"Multi-cohort TBI research fails at harmonization, not at modeling. Without standardized variable definitions, even large datasets produce incomparable results."
| Attribute | Value |
|---|---|
| Status | Incubating |
| Maturity | Design Phase |
| License | Apache-2.0 |
| Part of | Evidence Commons |
| Mission Pillar | Pillar 2 (UQ & Conformal) + Pillar 1 (Evaluation) -- cross-cutting |
NINDS-CDE-Tools is intended to provide developer-facing utilities for validating, transforming, and mapping clinical datasets to NINDS Common Data Element (CDE) compliant schemas. The NINDS CDE program standardizes data collection across TBI clinical studies, and NINDS CDE v3.0 reclassifies biomarkers under "Neurodiagnostic Technologies: Biomarkers." Consistent CDE compliance is a prerequisite for reproducible multi-cohort TBI research, yet no open-source tooling exists to validate datasets against CDE definitions or harmonize variables across studies programmatically.
The core ontology that will power these tools already exists in the private evidenceos-research/evidenceos-ontology package: 13 YAML schema files totaling 7,780 lines. The parent codebase also contains a loader registry (991 LOC) with 247+ CDE mappings across 8 datasets. This repository is designed to contain the extracted, standalone tooling layer -- a CLI and Python library that wraps these schemas for community use. None of the planned tools exist yet; the schemas exist, the tooling does not.

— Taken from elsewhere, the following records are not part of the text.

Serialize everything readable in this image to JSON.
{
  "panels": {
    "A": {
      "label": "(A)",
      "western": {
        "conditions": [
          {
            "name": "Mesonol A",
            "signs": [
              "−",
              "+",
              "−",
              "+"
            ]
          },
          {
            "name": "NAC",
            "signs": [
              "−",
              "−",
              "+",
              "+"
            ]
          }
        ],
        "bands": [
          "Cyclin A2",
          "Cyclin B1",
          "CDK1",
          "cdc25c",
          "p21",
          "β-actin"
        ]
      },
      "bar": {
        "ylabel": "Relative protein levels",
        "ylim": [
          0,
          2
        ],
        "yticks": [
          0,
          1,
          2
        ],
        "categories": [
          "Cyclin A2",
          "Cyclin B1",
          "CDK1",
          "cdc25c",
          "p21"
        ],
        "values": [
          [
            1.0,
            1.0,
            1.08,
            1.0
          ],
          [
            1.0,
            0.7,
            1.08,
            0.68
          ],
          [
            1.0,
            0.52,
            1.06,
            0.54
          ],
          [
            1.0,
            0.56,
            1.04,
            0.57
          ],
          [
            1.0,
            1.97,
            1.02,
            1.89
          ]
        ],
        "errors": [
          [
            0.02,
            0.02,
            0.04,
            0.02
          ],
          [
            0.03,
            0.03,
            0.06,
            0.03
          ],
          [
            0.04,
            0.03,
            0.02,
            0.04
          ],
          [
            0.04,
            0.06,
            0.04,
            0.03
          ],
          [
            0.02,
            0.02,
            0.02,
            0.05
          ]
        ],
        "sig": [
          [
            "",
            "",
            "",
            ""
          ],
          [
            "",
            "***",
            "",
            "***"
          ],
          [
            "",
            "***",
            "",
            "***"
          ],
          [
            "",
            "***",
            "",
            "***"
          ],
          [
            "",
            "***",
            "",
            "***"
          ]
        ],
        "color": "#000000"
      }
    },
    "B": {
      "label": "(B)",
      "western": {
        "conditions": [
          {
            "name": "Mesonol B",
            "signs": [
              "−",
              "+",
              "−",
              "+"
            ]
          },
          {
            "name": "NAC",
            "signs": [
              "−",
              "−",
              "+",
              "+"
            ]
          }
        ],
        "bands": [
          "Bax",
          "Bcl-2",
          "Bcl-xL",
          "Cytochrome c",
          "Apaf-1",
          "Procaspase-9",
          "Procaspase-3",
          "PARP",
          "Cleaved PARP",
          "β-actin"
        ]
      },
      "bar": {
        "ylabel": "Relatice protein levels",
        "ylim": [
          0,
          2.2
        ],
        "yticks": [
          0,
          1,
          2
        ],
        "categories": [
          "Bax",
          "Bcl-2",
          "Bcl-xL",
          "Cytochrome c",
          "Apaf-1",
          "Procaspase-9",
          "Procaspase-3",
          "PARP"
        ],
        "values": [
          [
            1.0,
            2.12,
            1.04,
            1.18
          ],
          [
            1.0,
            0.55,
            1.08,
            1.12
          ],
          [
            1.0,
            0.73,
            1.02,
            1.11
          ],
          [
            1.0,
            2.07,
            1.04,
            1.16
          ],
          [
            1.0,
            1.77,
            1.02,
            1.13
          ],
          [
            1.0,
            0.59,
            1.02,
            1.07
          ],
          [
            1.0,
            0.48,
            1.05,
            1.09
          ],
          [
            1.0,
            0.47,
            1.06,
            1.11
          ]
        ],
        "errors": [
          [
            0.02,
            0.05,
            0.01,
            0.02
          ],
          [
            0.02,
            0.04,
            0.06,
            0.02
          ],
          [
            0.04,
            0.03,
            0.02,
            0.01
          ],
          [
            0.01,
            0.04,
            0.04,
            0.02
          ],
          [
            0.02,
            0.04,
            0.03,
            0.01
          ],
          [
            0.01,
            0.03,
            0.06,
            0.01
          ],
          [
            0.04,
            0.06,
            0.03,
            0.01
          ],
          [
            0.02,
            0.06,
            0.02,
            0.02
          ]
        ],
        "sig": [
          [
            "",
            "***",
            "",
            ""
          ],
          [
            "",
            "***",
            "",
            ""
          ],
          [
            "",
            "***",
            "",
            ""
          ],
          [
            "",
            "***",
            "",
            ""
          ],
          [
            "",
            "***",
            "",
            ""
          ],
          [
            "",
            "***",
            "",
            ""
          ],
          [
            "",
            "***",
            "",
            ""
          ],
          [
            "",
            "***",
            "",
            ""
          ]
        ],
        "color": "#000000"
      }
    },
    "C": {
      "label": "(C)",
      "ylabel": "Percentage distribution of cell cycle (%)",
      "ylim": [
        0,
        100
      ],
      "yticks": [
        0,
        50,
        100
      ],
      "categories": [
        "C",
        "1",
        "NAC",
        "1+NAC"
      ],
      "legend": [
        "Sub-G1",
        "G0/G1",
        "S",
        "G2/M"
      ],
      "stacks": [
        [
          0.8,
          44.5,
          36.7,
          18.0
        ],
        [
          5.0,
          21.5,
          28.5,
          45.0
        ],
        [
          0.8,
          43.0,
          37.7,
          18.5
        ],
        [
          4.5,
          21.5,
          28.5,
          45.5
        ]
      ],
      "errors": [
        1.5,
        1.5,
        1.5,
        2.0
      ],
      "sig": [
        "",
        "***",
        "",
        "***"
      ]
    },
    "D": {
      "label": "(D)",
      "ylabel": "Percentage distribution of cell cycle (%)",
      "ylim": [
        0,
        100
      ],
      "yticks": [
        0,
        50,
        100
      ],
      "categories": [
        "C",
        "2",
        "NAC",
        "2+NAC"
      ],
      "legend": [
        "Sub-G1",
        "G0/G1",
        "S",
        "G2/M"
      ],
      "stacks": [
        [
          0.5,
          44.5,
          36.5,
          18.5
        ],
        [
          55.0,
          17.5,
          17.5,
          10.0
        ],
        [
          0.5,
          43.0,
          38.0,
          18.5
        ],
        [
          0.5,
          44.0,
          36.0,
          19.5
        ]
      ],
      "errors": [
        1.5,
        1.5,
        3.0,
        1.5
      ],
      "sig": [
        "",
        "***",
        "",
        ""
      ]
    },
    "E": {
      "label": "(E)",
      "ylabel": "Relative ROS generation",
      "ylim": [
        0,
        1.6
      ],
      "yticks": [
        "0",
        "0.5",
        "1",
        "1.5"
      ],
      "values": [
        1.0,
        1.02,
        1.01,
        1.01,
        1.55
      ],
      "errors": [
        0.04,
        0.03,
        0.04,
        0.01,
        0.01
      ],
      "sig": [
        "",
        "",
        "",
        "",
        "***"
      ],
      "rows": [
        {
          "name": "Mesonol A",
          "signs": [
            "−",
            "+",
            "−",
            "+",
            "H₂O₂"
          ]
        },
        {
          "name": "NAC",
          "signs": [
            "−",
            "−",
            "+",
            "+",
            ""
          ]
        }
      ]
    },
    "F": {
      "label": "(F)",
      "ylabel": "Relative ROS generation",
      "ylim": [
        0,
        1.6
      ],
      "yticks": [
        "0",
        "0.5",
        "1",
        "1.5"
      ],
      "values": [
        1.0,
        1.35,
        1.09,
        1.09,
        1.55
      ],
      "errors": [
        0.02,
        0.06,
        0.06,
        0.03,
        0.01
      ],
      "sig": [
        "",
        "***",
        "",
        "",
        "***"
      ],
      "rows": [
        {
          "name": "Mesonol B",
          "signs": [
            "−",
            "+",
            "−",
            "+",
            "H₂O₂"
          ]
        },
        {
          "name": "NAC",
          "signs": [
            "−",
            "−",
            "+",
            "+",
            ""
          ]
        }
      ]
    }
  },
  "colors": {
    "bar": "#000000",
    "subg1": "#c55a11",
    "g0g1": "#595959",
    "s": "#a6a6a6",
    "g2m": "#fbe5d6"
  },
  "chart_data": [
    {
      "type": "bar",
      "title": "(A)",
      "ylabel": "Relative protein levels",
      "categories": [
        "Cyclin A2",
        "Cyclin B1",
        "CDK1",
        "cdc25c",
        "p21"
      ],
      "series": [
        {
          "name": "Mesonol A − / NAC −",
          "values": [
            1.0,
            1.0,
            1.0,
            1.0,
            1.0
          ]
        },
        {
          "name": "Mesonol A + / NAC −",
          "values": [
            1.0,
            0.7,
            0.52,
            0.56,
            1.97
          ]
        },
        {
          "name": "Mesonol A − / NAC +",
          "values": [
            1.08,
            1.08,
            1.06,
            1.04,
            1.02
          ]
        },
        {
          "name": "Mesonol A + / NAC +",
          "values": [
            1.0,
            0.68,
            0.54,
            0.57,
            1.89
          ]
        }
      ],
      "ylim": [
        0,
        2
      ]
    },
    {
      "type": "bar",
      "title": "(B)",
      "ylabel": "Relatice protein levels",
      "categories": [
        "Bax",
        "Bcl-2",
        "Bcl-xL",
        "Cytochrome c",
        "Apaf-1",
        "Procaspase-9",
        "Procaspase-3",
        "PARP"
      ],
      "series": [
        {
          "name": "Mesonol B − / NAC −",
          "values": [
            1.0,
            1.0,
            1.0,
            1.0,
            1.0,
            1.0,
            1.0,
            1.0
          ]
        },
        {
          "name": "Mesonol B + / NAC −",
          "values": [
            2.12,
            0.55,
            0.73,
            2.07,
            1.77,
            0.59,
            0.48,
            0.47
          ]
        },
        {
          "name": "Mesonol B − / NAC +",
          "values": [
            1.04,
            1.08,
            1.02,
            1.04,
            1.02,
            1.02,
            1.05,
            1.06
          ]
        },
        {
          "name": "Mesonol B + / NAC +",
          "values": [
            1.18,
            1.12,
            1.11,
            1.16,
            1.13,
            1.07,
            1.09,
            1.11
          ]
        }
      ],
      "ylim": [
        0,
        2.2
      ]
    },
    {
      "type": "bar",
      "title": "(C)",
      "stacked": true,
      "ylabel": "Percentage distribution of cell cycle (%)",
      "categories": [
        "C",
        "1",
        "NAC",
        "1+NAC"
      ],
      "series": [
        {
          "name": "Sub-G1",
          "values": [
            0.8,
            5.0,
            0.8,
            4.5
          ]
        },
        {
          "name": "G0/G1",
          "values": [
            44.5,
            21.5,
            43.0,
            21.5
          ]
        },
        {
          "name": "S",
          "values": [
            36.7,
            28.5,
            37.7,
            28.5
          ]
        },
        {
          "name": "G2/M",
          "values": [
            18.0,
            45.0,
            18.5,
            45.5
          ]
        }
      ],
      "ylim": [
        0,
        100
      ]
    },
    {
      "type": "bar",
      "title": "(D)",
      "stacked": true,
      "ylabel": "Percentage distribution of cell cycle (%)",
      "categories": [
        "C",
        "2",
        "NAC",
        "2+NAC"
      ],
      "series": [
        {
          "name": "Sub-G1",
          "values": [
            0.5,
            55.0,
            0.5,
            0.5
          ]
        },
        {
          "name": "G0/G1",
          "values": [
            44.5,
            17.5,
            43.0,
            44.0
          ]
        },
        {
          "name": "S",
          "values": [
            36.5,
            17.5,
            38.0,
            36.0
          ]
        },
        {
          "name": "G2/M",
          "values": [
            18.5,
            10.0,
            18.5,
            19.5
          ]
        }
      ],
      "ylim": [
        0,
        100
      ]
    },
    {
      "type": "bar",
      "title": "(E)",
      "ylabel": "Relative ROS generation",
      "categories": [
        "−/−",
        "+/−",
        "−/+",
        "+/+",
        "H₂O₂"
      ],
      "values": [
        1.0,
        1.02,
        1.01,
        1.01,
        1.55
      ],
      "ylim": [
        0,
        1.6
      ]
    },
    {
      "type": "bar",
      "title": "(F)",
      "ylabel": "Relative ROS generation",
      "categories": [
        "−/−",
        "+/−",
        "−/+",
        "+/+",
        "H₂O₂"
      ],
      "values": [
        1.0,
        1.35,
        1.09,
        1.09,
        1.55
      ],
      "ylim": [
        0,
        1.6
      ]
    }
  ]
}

| Component | Description | Parent Code Exists | This Repo |
|---|---|---|---|
| CDE Validation CLI | Validate dataset columns, value ranges, and coding against NINDS CDE definitions | Schemas: 13 YAMLs, 7,780 lines | Not started |
| Mapping Utilities | Transform non-CDE datasets to CDE-compliant format | Loader registry: 991 LOC, 247+ mappings | Not started |
| Dataset Harmonization | Align variables across multi-cohort studies (IMPACT, CRASH, CENTER-TBI) to shared schema | Partial (loader handles per-dataset) | Not started |
| CDE Browser | Searchable catalog of CDEs with definitions and value sets | Not built | Not started |
| FHIR Mapping | Bridge CDE definitions to FHIR resources for health system interoperability | Not built | Not started |
What exists in the parent codebase (evidenceos-research/evidenceos-ontology):
- 13 YAML schema files (7,780 lines total):
cbim_framework,clinical_entities,endophenotype_atn,imaging_cdes,implementation_science,knowledge_translation,methodology_extraction,provenance,temporal_phases,universal_schema,lsr_to_modeling_pillar,tbi_modeling_taxonomy,living_systematic_review - Loader registry: 991 LOC, 8 datasets, 247+ CDE mappings
What does not exist yet:
- CDE validation CLI
- Mapping utilities as standalone tools
- Cross-cohort harmonization helpers
- Searchable CDE browser
- CDE-to-FHIR mapping layer
- Any standalone code in this repository
- Extract CDE schema definitions from ontology YAML files into a standalone, documented format
- Build validation CLI that checks datasets against extracted schemas (column presence, value ranges, coding)
- Implement mapping layer for common input formats (REDCap exports, CSV, FHIR Questionnaire)
- Add harmonization utilities tested against known multi-cohort alignment challenges
- Build searchable CDE catalog with definitions, value sets, and cross-references
- Publish as standalone Python package (PyPI) with no dependency on the private research codebase
graph LR
A[NINDS CDE v3.0<br/>13 YAMLs] --> B[NINDS-CDE-Tools]
B --> C[All Research Packages<br/>CDE compliance]
B --> D[Lab-in-a-Box<br/>data quality gate]
B --> E[AIDA<br/>CDE-to-FHIR mapping]
style B fill:#2A9D8F,stroke:#1E3A8A,color:#fff
NINDS-CDE-Tools is designed to serve all research packages (CDE compliance), Lab-in-a-Box (data quality enforcement at ingestion), and AIDA Infrastructure (interoperability via CDE-to-FHIR mapping). As standards tooling for global TBI research, this is a strong Digital Public Good candidate. Canonical source: evidenceos-research/evidenceos-ontology. See Evidence Commons for related projects.
This project is in the design phase. The underlying schemas exist in the parent codebase, but no standalone tooling has been extracted. Contributions are welcome once the initial CLI and validation layer are in place.
Apache-2.0 -- see LICENSE for details.